Deploy the Data Director for Hadoop vApp.

Ensure that you have adequate resources allocated to run the Hadoop cluster.

Configure one or more Hadoop distributions.

1

Log in to the Data Director for Hadoop Web Console.

2

Select Clusters, and click the Add icon.

3

Specify the information for the cluster that you want to create.

Option

Description

Cluster name

The name to identify the cluster.

Master Node Group

The master node is a virtual machine that runs the Hadoop NameNode and TaskTracker service. This node manages HDFS data and assigns tasks to Hadoop JobTracker services deployed in the worker node group.

Select a resource template from the drop-down menu, or click Customize to customize a resource template.

For the master node, use shared storage so that you protect this virtual machine with VMware HA and FT.

Worker Node Group

Worker nodes are virtual machines that run the Hadoop DataNodes and TaskTracker service.
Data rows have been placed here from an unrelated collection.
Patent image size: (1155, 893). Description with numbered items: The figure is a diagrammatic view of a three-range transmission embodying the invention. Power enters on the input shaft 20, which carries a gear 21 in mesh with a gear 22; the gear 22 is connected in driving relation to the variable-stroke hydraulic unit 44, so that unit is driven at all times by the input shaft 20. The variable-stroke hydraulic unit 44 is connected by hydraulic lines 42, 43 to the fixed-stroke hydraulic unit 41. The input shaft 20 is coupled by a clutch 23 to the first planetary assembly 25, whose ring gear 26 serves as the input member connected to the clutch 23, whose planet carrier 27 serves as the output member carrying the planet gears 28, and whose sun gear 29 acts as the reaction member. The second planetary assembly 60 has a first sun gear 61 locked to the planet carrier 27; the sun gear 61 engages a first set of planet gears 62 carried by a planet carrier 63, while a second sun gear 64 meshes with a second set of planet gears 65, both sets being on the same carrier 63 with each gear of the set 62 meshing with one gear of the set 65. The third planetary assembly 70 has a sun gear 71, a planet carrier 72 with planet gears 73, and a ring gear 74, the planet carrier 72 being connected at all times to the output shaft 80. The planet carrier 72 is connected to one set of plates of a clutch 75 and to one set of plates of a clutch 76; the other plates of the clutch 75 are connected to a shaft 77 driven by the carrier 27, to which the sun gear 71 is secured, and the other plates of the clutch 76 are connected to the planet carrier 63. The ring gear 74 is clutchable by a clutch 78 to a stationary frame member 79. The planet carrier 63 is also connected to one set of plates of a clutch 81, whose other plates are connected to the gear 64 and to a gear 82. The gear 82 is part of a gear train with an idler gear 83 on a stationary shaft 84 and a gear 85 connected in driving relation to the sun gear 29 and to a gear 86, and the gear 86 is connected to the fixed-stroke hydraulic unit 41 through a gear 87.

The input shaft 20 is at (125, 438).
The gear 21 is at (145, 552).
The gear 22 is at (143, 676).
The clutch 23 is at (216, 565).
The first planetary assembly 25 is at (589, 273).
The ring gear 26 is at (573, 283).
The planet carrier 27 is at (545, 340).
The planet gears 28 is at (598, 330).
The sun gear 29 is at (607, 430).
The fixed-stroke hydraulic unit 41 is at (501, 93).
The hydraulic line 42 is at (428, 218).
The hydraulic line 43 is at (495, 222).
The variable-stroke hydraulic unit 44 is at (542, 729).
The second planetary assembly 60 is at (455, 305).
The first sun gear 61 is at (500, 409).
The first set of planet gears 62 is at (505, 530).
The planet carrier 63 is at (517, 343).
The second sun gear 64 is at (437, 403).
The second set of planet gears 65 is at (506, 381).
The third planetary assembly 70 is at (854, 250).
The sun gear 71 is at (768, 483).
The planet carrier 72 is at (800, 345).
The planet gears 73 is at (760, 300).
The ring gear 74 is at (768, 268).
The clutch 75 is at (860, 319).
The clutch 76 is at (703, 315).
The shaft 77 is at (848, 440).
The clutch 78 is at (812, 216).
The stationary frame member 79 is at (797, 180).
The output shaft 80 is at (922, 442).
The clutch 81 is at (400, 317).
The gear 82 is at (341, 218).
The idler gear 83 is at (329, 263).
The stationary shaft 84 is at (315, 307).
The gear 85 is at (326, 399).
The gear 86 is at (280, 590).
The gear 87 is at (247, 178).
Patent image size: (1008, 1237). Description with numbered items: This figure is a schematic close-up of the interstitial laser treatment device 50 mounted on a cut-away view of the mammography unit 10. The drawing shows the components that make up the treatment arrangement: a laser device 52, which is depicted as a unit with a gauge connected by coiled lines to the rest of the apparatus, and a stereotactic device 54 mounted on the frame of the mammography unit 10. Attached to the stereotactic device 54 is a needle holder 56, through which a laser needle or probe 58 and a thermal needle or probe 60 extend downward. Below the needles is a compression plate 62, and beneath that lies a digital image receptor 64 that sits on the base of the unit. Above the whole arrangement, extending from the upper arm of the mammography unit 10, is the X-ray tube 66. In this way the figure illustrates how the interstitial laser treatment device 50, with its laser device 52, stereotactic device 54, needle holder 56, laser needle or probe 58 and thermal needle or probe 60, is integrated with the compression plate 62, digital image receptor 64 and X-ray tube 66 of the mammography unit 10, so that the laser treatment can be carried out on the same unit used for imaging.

These nodes store HDFS data and execute tasks.

Select the number of nodes and the resource template from the drop-down menu, or click Customize to customize a resource template.

For worker nodes, use local storage.

Note

You can add nodes to the worker node group by using Scale Out Cluster. You cannot reduce the number of nodes.

Client Node Group

A client node is a virtual machine that contains Hadoop client components. From this virtual machine you can access HDFS, submit MapReduce jobs, run Pig scripts, or run Hive queries.

Select the number of nodes and a resource template from the drop-down menu, or click Customize to customize a resource template.

Note

You can add nodes to the client node group by using Scale Out Cluster. You cannot reduce the number of nodes.

Hadoop distro

Select the Hadoop distribution.

Network

Select the network that you want the cluster to use.

The management server clones the template virtual machine to create the nodes in the cluster. When each virtual machine starts, the agent on that virtual machine pulls the appropriate Serengeti software components to that node and deploys the software.